Sir John Templeton coined the phrase, “Bull markets are born on pessimism, grow on skepticism, mature on optimism and die on euphoria.” In 2015, we expected investors to transition from “skepticism” to “optimism” as we experienced (1) solid momentum in U.S. economic growth with low inflation, (2) a pickup in consumer spending based on job growth, confidence and a positive wealth effect, (3) solid earnings growth, (4) stimulus from low commodity prices and financing costs and (5) a still-good liquidity environment aided by stimulus from non-U.S. central banks. Our expectations were mostly on track, as reflected in the predictions we made at the beginning of the year:
1. U.S. GDP grows 3% for the first time since 2005.
Growth averaged 2.2% over the first three quarters, slightly less than what we expected. We believe growth could accelerate modestly next year.
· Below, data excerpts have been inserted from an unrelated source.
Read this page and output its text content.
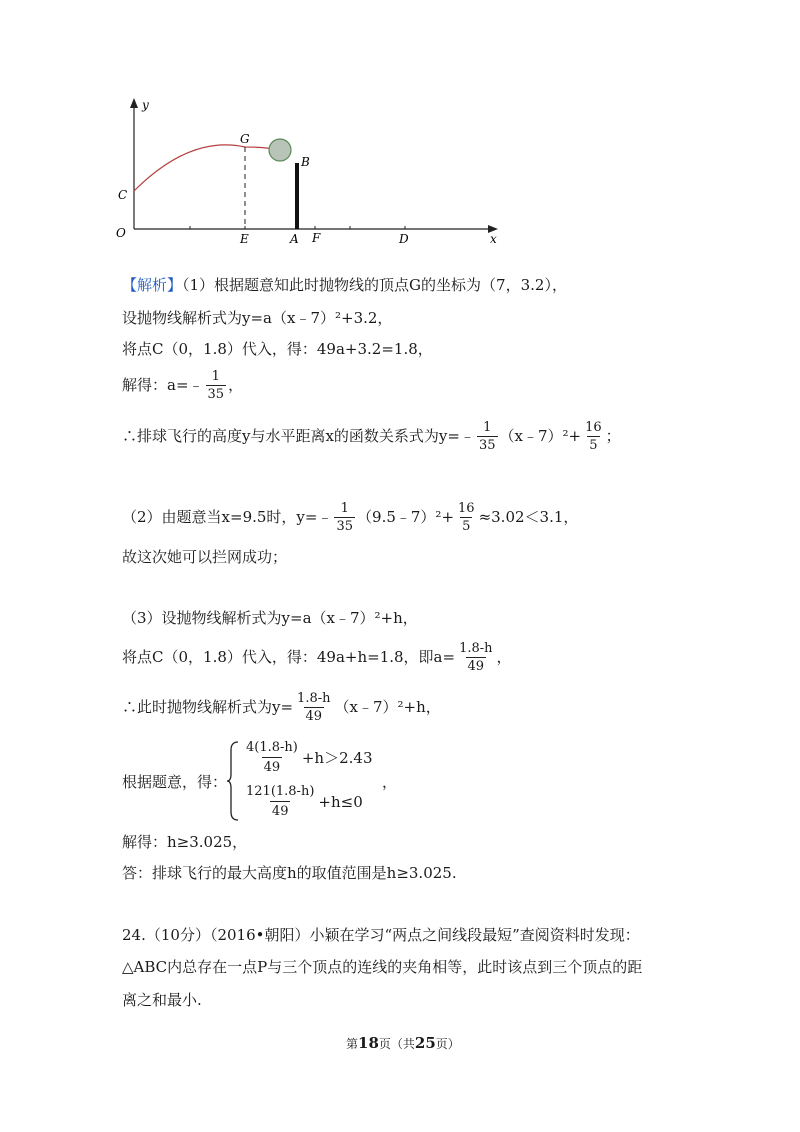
y
x
O
C
G
B
E	A F	D
【解析】（1）根据题意知此时抛物线的顶点G的坐标为（7，3.2），
设抛物线解析式为y=a（x﹣7）²+3.2，
将点C（0，1.8）代入，得：49a+3.2=1.8，
解得：a=﹣ $\frac{1}{35}$ ，
∴排球飞行的高度y与水平距离x的函数关系式为y=﹣ $\frac{1}{35}$ （x﹣7）²+ $\frac{16}{5}$ ；
（2）由题意当x=9.5时，y=﹣ $\frac{1}{35}$ （9.5﹣7）²+ $\frac{16}{5} \approx 3.02<3.1$，
故这次她可以拦网成功；
（3）设抛物线解析式为y=a（x﹣7）²+h，
将点C（0，1.8）代入，得：49a+h=1.8，即$a= \frac{1.8-h}{49}$ ，
∴此时抛物线解析式为$y= \frac{1.8-h}{49}$ （x﹣7）²+h，
根据题意，得：
$\frac{4(1.8-h)}{49} +h>2.43$
$\frac{121(1.8-h)}{49} +h\le 0$
，
解得：h≥3.025，
答：排球飞行的最大高度h的取值范围是h≥3.025.
24.（10分）（2016•朝阳）小颖在学习“两点之间线段最短”查阅资料时发现：
△ABC内总存在一点P与三个顶点的连线的夹角相等，此时该点到三个顶点的距
离之和最小.
第18页（共25页）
2. Core inflation remains contained, but wage growth begins to increase.
Falling energy prices kept inflation levels low this year, but we have been seeing indications that inflation may start to creep higher. The latest reading from November shows average hourly earnings rose 2.3% year-over-year.
3. The Federal Reserve raises interest rates, as short-term rates rise more than long-term rates.
It took until the end of the year, but the Fed finally increased rates in December. The 10-year Treasury yield is close to unchanged for the year, while the yield on the 2-year rose from 0.66% to 0.95%.
4. The European Central Bank institutes a large-scale quantitative easing program.
The ECB launched its its massive easing program in January and expanded its bond purchases at the end of the year. The central bank is continuing to look for ways to promote growth in Europe.
5. The U.S. contributes more to global GDP growth than China for the first time since 2006.